Here at Strategic Initiatives, we’ve spent considerable time in the last few months considering OpenAI’s November release of ChatGPT. Don released his reflection a few days ago; Tim and Linda are busily writing, and here’s my own awed reaction.
Often in the last 25 years, technology has changed our lives. For many of us, we needed to be convinced and figure out for ourselves what would change with adoption. Laptops, smartphones, wearables, 3d printing, WiFi, Alexa, Siri, blockchain, ebooks, and streaming music services come to mind. As Amber Case told us so long ago, “We are all cyborgs now,” and we have already merged with our machines.
When OpenAI released ChatGPT to all, even in a beta form, my world changed. I gasped and instantly recognized that we weren’t going to be able to put this innovation back in the box or ignore it. If you haven’t experienced the "chat generative pre-trained transformer," visit their site (https://chat.openai.com/chat). In moments, it will answer your queries to create an essay, poem, song, or term paper. It can do it in the voice of Virginia Woolf, Bob Dylan, or a third grader. It remembers your prompts and revises its responses. With citations. In well-crafted sentences and paragraphs. It solves complicated math problems and generates computer code.

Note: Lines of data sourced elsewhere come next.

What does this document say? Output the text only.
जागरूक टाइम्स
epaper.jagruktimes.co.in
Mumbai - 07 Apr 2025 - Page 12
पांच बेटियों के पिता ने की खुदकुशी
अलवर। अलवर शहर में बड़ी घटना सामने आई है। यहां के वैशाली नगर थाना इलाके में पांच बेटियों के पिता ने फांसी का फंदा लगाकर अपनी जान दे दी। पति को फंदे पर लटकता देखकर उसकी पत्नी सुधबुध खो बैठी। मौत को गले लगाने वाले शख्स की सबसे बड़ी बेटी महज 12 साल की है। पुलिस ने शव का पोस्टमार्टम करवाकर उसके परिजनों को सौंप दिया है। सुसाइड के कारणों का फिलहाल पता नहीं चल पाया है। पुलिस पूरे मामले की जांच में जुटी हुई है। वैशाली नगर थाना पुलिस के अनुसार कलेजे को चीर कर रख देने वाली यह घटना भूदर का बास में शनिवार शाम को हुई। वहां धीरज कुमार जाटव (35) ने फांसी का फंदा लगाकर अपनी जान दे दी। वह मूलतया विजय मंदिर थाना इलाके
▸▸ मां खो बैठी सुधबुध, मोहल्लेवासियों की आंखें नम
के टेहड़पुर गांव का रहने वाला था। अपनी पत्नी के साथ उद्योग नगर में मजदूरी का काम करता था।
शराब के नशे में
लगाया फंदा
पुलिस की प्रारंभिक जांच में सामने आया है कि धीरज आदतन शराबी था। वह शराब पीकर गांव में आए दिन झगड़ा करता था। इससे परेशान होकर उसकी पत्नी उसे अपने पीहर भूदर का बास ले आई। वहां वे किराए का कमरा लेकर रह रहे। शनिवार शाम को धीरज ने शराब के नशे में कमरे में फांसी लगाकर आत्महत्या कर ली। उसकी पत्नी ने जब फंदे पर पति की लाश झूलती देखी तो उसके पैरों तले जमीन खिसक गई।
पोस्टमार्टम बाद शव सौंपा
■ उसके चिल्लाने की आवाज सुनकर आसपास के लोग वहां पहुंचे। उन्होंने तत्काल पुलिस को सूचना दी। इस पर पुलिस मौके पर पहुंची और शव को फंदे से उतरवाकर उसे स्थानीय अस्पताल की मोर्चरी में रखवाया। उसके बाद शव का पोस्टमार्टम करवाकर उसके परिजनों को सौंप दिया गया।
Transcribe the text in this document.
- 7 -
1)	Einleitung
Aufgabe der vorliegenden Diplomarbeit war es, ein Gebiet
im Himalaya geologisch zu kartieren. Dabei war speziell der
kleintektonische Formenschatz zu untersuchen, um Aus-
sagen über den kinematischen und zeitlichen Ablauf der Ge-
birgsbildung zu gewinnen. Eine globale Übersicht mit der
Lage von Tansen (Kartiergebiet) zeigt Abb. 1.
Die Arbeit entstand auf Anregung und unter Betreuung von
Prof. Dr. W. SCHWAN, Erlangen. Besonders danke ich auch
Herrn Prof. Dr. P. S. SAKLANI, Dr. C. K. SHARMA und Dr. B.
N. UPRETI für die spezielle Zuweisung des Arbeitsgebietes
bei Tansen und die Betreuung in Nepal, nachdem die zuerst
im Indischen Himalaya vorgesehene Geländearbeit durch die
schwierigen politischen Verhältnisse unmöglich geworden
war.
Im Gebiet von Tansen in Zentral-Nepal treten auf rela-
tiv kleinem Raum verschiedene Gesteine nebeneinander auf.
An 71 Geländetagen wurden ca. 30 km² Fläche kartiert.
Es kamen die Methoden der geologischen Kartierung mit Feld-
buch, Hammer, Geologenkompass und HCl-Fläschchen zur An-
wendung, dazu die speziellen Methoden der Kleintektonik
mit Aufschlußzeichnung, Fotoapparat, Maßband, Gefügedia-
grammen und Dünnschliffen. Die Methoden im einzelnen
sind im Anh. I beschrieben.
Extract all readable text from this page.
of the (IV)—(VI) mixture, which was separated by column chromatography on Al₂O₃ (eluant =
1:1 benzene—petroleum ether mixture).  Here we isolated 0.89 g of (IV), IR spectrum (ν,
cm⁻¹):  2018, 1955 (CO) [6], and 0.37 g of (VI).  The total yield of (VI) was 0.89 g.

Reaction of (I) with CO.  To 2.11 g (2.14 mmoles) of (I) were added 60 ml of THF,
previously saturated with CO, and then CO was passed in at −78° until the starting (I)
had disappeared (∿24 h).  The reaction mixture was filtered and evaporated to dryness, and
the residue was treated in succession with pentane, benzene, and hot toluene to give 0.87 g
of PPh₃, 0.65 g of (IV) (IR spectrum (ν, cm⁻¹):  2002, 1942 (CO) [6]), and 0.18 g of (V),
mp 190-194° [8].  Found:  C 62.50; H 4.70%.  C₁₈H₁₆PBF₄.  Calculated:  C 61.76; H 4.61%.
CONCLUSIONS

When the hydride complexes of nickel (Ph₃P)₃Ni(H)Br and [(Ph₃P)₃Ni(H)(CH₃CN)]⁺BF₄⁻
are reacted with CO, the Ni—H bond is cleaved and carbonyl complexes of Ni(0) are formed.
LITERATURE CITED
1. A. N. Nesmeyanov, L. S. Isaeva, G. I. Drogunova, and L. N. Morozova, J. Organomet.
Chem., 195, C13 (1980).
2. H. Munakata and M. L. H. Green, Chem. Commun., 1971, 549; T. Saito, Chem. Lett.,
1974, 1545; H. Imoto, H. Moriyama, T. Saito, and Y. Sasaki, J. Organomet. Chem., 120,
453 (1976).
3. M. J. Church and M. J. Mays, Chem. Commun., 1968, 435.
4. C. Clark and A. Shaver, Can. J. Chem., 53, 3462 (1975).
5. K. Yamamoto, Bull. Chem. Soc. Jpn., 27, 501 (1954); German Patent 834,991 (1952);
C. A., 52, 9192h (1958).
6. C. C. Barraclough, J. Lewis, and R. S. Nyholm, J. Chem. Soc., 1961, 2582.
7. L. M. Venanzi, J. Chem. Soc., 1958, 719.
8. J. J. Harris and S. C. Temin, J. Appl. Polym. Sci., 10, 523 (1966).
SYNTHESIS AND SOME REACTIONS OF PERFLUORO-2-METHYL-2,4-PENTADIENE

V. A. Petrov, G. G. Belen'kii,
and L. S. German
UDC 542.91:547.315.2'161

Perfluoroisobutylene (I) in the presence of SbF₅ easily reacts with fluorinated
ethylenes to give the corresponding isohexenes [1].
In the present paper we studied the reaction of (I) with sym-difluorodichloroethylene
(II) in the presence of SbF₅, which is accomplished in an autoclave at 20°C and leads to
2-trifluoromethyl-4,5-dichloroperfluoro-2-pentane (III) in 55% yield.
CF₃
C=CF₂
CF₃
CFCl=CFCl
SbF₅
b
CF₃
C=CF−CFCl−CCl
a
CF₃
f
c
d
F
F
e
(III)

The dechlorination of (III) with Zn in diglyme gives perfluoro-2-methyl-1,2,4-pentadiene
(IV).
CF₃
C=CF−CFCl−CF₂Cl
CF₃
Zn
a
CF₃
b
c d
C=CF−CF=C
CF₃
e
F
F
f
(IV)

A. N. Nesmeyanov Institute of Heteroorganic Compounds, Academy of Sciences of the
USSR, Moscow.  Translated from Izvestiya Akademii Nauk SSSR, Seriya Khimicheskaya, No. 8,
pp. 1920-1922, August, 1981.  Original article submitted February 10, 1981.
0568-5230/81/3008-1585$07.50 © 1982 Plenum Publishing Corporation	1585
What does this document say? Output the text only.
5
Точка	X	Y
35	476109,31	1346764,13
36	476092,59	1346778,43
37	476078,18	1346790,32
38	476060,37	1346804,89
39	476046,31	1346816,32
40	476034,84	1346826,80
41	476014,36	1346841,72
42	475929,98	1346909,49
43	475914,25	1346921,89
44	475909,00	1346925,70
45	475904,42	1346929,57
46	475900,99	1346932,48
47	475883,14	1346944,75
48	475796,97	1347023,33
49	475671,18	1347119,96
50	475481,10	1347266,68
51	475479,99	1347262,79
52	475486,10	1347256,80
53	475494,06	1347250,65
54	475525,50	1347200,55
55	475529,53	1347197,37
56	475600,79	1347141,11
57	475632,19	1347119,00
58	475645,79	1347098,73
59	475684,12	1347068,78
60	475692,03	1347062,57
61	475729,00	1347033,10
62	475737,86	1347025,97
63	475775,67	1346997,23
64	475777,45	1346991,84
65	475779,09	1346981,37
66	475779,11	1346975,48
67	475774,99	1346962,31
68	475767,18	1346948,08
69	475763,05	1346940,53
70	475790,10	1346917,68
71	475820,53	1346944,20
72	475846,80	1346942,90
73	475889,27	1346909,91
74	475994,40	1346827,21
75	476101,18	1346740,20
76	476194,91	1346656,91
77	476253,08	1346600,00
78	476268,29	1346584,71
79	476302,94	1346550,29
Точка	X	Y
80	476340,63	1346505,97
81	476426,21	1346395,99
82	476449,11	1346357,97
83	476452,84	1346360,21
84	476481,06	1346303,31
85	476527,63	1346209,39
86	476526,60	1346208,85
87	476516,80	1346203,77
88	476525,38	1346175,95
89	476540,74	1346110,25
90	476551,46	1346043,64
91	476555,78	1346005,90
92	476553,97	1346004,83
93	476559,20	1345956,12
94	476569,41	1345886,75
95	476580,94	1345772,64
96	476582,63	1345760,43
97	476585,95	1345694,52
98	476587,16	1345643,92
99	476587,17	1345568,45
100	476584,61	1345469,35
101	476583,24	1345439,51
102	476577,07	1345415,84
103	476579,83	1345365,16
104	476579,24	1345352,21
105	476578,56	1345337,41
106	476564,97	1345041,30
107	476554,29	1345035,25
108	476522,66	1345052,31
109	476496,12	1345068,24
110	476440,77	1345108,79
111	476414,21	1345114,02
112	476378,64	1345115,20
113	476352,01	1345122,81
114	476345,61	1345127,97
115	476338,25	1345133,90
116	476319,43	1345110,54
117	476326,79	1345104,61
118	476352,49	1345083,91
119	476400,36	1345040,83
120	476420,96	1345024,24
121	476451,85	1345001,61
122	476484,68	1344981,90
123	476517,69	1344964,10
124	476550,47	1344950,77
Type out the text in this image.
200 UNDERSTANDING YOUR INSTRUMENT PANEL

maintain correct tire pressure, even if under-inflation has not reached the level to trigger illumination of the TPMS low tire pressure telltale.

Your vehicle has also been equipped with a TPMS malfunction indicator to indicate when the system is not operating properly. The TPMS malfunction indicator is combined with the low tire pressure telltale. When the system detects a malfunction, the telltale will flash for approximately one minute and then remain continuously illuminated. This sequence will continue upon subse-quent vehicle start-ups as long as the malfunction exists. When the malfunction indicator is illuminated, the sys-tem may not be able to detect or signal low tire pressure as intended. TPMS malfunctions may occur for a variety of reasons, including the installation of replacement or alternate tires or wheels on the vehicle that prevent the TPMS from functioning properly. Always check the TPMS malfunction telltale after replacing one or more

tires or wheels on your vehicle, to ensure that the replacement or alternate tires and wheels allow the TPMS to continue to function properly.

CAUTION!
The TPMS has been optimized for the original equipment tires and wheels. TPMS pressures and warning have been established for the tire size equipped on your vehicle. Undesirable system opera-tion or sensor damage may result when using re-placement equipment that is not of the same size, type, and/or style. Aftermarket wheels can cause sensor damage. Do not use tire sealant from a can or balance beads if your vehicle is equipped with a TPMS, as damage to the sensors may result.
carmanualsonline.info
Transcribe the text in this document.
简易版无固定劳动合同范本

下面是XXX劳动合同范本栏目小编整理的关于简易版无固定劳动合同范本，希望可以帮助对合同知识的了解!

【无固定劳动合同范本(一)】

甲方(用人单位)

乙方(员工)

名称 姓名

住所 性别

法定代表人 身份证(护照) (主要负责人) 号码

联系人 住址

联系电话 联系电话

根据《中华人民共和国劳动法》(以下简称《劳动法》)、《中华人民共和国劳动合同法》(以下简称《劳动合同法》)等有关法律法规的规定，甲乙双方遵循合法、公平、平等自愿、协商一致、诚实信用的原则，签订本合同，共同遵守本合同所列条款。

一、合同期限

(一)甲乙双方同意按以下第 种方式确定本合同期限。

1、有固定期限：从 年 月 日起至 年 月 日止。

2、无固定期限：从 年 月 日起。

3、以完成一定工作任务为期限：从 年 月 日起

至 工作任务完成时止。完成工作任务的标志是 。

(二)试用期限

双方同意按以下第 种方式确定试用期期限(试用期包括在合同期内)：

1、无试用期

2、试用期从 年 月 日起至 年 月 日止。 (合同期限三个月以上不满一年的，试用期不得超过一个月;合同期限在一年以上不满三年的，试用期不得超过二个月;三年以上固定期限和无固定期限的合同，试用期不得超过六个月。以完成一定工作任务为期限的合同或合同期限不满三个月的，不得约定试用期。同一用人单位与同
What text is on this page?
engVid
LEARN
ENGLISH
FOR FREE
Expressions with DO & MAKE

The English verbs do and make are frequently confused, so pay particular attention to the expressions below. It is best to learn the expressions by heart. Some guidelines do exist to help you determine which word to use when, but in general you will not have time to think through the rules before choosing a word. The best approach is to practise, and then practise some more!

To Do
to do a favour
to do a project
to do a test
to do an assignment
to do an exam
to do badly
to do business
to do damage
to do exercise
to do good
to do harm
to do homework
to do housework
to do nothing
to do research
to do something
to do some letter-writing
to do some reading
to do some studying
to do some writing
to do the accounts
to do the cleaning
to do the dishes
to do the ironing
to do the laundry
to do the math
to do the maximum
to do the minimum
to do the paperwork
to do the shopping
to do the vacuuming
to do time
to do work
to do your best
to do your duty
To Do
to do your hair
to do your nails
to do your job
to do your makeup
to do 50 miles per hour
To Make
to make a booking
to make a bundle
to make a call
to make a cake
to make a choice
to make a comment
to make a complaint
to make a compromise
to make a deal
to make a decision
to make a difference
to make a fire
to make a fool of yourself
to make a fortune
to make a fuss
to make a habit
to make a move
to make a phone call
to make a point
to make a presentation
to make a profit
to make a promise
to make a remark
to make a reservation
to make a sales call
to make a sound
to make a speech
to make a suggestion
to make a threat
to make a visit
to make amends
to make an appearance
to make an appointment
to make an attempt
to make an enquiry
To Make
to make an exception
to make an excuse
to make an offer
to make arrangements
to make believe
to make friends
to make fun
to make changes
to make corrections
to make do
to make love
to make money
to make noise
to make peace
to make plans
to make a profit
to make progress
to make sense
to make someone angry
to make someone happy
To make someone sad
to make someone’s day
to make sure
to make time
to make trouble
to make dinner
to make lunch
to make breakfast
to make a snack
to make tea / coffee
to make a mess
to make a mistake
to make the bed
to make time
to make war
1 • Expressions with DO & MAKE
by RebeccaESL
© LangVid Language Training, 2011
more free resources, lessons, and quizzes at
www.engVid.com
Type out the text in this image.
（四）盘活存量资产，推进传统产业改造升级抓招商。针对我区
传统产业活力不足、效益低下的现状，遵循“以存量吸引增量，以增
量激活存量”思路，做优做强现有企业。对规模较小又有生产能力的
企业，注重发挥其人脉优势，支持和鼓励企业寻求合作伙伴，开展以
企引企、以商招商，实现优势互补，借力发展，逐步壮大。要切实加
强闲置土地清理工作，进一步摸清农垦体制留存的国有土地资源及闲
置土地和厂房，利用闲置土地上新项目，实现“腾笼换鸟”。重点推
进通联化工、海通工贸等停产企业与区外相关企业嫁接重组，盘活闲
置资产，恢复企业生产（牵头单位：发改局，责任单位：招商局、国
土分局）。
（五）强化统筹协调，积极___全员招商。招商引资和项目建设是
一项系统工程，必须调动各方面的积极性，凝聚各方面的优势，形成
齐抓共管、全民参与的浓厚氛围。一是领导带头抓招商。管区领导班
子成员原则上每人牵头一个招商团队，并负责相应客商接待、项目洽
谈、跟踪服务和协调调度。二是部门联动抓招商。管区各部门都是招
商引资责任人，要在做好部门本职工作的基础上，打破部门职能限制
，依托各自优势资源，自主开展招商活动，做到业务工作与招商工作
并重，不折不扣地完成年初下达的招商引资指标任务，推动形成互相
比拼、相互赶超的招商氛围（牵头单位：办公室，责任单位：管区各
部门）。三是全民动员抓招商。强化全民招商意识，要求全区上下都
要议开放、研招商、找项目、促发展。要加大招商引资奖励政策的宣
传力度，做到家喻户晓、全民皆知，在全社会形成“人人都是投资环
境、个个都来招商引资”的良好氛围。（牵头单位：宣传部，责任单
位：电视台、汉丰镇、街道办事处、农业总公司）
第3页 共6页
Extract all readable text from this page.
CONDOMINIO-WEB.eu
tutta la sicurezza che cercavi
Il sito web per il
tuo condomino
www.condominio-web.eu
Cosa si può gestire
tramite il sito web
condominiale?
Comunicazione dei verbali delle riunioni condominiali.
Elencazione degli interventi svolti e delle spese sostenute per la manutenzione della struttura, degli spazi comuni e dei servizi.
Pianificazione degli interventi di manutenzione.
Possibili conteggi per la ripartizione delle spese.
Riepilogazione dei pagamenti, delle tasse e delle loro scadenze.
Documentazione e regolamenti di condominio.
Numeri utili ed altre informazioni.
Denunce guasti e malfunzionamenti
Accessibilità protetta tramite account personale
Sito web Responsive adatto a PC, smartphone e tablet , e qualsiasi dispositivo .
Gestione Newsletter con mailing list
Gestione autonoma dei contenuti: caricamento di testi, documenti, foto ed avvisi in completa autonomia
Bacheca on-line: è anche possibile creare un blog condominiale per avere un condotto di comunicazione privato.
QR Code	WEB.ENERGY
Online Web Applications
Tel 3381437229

The implications hurt my head to imagine, and most of us gasped at first sight. For many, it was a gasp of awe and admiration; for others, fear and loathing. No one knows how our lives will change, but the diversity of reactions came fast and furious.
For the education sector, The Atlantic quickly declared the college essay dead (Marche, S. Dec 6, 2022). Inside Higher Ed took a bit more time to collect a few reflections on how to move ahead without panicking. Colleagues on my campus spread the URL during winter break and collectively declared that barbarians were at the gate. A few researchers have already begun using them to draft articles, proposals, and projects. Scholarly publications are gasping in response.
Once in a while, in a moment like this, we realize our world, our assumptions, jobs, and identities have changed. Usually, we are not happy when that change happens. Change is hard, transitions can be brutal. And a 22-year-old who spends a weekend becoming famous for creating an anti-AI algorithm by looking for similar sentence lengths won’t stop OpenAI student use. My students already know how to pad a few essay sentences to meet sentence variation requirements and do so as easily as they change margin size and font.
Similar to the 1970s when graphing calculators changed math classes (after a few years of resistance and school policies banning their use), generative AI will change education, knowledge generation, and evidence in learning outcomes. We should gasp, adapt, and then prepare our students for what’s ahead.
AI can now do the work previously thought of as higher-level reasoning (crafting, coding, composing, writing, translating). OpenAI itself says, “However, it's important to note that AI is not expected to replace human workers entirely, but rather augment and assist them in their tasks.” Is this AI magical thinking, or are tech bros and billionaires luring us into false complacency, just the way they did with social media and crypto? Time will tell, but, regardless of intention, the nature of work will change, jobs will be lost, and new jobs will emerge.
Of great concern should be how this will happen. OpenAI is being funded with billions of dollars from founders who should give us pause, including Elon Musk, Peter Thiel, Amazon, and Microsoft. They want their money back, with a big ROI, and it’s doubtful that the current test phase of OpenAIChat and DALL-E (its image generator) will remain cost-free. "I'm sorry, Dave, I'm afraid I can't do that."
OpenAI is not being developed for social good, and its funders have a history of disregard for the well-being of our diverse populace. OpenAI’s work is brilliant and built with the intent of making money for its investors. Based on history (including the non-action of our government in all things tech), we have a reason for concern. Collectively, we should put our human heads together, ask more of our morally suspect tech bros, leverage knowledge-gathering AI, and embrace this transformational change.
Shape the change, create use cases, and prepare for the disruption. What other choice do we have?